MIAMI • Laughing and mugging for the cameras, the Florida State Seminoles happily hoisted the Orange Bowl trophy as a consolation prize, their disappointment about failing to reach the national championship game all but forgotten.
They figure next season will be different.
Smothering defense and two breakaway runs by senior fullback Lonnie Pryor helped Florida State beat Northern Illinois 31-10 Tuesday night.
The victory was the first for the Seminoles (12-2) in a BCS bowl since the glory days of 2000, when they beat Virginia Tech for the national title.
After the game, coach Jimbo Fisher's players wore T-shirts that read, "Florida Statement."
"We're knocking on the door," Fisher said. "We feel very confident about where we're going and what we're doing. We've laid a great foundation here, and there's a great team coming back."

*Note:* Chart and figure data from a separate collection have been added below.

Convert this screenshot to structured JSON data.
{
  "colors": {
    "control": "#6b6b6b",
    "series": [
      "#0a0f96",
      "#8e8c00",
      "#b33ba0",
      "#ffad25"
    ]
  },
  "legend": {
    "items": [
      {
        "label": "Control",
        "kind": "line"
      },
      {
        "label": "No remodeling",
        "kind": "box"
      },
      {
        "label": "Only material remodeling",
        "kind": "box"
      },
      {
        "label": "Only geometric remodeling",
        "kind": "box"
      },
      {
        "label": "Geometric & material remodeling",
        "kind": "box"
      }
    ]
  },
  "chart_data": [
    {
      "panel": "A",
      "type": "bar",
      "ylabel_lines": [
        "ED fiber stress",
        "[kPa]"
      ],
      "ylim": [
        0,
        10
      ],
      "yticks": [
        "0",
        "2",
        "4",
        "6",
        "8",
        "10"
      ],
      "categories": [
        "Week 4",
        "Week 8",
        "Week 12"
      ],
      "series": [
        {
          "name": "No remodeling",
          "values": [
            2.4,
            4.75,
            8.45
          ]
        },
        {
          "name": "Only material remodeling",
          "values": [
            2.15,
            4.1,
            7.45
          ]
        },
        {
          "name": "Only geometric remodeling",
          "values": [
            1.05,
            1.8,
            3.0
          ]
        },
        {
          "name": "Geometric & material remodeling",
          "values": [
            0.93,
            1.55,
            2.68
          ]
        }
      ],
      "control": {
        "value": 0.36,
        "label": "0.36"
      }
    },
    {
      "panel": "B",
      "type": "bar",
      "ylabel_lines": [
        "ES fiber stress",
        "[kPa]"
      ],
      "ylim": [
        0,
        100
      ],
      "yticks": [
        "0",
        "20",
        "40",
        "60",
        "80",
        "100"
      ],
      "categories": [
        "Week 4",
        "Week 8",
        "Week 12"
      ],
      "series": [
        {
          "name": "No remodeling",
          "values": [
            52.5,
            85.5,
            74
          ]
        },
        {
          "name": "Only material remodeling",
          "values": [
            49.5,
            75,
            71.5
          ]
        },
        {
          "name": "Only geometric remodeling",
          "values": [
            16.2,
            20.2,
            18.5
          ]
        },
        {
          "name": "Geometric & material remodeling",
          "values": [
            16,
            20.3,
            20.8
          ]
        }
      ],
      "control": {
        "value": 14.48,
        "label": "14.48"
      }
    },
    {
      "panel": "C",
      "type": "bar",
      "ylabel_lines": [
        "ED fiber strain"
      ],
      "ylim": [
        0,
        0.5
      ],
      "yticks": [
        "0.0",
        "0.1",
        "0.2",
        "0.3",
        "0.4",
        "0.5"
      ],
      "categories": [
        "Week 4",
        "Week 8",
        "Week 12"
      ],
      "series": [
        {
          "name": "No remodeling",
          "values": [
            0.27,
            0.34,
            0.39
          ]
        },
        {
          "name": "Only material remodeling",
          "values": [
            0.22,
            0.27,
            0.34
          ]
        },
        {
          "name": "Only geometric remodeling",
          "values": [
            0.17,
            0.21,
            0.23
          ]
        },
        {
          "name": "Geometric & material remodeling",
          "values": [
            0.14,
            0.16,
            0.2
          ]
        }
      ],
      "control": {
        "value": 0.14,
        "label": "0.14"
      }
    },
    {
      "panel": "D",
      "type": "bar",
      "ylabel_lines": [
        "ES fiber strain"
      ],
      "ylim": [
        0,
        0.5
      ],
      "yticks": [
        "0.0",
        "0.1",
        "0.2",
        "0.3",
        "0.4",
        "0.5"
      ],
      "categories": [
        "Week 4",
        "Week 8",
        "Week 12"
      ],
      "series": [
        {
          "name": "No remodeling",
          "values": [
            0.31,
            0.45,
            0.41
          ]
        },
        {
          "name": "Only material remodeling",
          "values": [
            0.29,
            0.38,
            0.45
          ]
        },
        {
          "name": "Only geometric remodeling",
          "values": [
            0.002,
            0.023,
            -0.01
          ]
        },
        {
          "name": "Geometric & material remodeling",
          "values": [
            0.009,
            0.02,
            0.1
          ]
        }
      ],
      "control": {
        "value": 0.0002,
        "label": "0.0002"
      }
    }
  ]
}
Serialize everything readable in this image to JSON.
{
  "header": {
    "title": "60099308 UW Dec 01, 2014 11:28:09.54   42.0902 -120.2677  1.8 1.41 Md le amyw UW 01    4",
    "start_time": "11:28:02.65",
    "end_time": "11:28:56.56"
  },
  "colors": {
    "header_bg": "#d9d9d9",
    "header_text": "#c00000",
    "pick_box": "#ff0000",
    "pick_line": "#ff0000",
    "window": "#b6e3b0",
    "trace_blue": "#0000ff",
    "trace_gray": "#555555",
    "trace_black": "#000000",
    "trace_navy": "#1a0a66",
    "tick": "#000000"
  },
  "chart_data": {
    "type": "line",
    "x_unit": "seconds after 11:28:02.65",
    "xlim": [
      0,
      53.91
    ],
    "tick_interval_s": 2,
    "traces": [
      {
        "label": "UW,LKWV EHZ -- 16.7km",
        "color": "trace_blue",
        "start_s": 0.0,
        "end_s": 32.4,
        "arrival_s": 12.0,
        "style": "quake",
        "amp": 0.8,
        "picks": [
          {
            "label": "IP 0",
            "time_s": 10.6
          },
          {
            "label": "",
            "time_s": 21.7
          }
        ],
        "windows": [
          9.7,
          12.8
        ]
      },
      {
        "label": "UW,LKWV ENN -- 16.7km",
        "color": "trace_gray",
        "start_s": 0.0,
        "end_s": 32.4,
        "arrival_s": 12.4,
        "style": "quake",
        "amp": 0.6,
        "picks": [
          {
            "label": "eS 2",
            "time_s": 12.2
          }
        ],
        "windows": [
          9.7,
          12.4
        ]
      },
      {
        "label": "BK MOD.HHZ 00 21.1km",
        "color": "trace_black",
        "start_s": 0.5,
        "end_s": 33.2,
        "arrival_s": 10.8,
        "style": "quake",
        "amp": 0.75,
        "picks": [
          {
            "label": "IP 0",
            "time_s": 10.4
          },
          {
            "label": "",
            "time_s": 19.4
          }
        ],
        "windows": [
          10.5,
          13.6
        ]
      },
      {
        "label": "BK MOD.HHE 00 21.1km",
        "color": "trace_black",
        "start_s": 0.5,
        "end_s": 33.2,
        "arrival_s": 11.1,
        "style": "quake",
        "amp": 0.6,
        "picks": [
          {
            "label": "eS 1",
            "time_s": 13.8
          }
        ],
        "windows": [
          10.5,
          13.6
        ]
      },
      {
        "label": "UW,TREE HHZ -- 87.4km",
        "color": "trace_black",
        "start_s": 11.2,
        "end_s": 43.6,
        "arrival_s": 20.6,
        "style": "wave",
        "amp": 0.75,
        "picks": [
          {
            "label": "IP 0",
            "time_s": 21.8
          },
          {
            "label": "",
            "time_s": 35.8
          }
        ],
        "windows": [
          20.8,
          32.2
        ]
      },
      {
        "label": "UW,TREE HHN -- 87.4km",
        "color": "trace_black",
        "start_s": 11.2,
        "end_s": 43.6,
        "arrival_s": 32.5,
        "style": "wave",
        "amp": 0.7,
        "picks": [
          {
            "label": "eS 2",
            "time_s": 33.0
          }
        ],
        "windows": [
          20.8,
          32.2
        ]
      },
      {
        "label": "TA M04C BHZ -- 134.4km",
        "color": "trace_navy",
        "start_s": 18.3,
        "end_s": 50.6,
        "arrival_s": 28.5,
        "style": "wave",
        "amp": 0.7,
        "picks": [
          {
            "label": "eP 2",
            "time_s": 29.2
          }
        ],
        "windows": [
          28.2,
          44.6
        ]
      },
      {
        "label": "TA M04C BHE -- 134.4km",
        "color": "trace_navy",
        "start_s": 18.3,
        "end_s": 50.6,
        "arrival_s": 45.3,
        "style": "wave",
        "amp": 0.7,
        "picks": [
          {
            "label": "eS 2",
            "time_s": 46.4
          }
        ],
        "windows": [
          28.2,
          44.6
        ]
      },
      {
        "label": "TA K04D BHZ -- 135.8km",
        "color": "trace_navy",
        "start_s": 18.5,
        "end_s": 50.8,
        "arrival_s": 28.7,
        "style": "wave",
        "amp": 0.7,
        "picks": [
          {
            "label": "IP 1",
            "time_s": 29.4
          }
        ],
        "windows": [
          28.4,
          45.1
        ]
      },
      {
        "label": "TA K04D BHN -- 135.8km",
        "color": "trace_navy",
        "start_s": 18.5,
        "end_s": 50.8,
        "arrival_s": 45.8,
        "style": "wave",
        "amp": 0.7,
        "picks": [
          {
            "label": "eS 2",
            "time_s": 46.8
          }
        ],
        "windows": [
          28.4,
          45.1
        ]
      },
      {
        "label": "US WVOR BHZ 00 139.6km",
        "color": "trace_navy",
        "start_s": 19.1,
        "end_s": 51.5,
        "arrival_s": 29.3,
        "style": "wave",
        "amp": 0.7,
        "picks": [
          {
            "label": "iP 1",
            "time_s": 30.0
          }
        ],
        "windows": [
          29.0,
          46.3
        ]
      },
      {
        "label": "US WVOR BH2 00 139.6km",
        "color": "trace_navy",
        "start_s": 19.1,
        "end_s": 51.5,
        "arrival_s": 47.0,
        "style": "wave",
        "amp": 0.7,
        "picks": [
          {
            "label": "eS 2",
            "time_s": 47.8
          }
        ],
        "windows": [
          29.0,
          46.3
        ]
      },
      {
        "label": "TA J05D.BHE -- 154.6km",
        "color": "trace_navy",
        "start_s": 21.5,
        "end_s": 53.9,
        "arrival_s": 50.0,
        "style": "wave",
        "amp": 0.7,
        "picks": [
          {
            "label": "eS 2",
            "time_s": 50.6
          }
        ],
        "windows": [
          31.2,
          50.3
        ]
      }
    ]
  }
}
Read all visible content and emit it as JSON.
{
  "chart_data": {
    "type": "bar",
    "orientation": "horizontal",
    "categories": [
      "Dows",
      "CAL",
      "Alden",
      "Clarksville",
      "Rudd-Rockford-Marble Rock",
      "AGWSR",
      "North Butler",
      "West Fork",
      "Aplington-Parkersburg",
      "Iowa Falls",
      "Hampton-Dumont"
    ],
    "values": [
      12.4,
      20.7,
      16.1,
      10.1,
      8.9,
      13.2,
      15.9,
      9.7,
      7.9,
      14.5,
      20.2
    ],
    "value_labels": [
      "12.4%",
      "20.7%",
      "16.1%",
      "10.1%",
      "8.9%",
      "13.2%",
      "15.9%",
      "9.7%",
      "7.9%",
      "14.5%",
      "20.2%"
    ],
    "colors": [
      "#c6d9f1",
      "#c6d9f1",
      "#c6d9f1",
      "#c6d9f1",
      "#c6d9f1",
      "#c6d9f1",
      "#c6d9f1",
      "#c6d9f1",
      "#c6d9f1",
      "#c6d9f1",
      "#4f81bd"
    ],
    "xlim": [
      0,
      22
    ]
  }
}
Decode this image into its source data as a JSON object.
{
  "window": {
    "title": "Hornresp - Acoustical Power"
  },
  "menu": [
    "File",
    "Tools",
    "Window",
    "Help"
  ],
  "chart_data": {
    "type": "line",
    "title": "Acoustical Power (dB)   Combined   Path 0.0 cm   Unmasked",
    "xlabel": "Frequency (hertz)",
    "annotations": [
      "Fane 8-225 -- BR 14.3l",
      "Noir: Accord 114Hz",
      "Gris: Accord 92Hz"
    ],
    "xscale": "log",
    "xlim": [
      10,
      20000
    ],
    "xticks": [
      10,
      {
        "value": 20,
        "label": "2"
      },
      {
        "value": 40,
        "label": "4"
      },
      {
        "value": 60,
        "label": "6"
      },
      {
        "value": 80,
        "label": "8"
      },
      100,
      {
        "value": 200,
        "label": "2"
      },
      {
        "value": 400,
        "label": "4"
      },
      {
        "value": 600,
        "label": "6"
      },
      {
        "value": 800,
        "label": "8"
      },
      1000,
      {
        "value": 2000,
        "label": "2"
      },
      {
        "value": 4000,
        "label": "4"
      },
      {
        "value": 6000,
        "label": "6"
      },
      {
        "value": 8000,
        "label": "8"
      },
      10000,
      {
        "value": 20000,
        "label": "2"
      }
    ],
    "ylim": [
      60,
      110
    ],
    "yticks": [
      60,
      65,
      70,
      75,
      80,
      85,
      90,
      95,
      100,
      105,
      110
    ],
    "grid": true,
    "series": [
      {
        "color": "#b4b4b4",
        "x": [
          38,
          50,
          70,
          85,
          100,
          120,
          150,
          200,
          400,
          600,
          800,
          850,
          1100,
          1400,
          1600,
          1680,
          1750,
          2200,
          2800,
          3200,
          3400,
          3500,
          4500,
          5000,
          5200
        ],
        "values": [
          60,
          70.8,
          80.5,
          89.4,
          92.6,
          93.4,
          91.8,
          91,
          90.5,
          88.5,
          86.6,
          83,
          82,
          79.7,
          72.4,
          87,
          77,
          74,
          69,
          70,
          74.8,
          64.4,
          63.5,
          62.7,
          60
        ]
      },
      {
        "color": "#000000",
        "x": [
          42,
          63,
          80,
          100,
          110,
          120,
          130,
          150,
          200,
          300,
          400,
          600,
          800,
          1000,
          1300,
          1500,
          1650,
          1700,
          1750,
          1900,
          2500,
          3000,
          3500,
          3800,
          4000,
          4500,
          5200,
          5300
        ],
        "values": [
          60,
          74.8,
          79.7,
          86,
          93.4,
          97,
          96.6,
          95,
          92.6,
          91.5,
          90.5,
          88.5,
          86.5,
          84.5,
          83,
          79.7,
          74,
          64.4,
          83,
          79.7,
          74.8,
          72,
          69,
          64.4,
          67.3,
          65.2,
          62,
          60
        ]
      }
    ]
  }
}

While Fisher's roster is loaded with underclassmen, two seniors shone in the season finale. Pryor, voted the game's outstanding player, ran for a career-high 134 yards and two scores in only five carries, while classmate EJ Manuel threw for 291 yards.
"We wanted to leave a legacy and change the culture in what we do here," Manuel said. "You're reaping the benefits right now."
Junior defensive end Bjoern Werner who has yet to announce whether he'll turn pro this year led a swarming defense that stuffed Huskies QB and all-purpose threat Jordan Lynch for most of the night.
Florida State cornerback Xavier Rhodes recovered a fumble in the fourth quarter to help seal the win. He said he'll forgo his senior season and join the NFL this year.
The 13th-ranked Seminoles won a bowl game for the fifth season in a row, but the stakes were higher this time. It was their first BCS bowl berth in seven years.
"It's not the national championship, but right below," Werner said. "Not a lot of teams can say that."
The 12-victory season was the first since 1999 for the Seminoles, the Atlantic Coast Conference champions.
"Florida State is almost back," safety Lamarcus Joyner said.
For 16th-ranked Northern Illinois (12-2), playing in a BCS bowl for the first time, the defeat snapped a 12-game winning streak. The Huskies came in as two-touchdown underdogs and fell to 5-28 against top 25 teams.
"We knew that they were going to play us tough," Fisher said. "But our kids, it's another step in which we handled the big platform, and I'm very proud of them."
Pryor scored the first touchdown on a career-long 60-yard run, then ran 37 yards for a clinching touchdown with 10 minutes left. They were the two longest rushes allowed by Northern Illinois all season.
Manuel went 26 for 38, threw for one score and ran for another. Florida State totaled 534 yards and broke the school record for yards in a season with 6,591.
The Huskies were widely derided as unworthy of a BCS bowl berth, and didn't do enough to silence the doubters. Trick plays in the kicking game helped keep them close until the fourth quarter, but when it came to Lynch, not much fooled a Florida State defense ranked second in the nation.
"Definitely the best defense we played all year," Lynch said. "They were always in the right spot at the right time, it seemed like. They were hungry out there."
Lynch came into the game leading the nation in rushing and total offense, and he threw or ran on nearly every play for the Huskies. But he completed only 15 of 41 attempts for 176 yards, and carried 23 times for 44 yards.
The junior became the first player in NCAA history to surpass 3,000 yards passing and 1,500 rushing in a season.
After the Huskies' lone touchdown cut their deficit to 17-10 in the third quarter, they recovered an onside kick, and Lynch moved them to the Florida State 23. But he was flushed from the pocket on third down and threw an ill-advised pass that Terrence Brooks intercepted.
"It probably wasn't the smartest thing to force the ball there," Lynch said.
The loss came in Rod Carey's debut as the Huskies' coach. He was promoted to replace Dave Doeren, who took the North Carolina State job after the regular season.
"I'm upset," Carey said. "Florida State is a well-oiled machine. They beat us, no doubt. That doesn't change the fact I don't like to lose."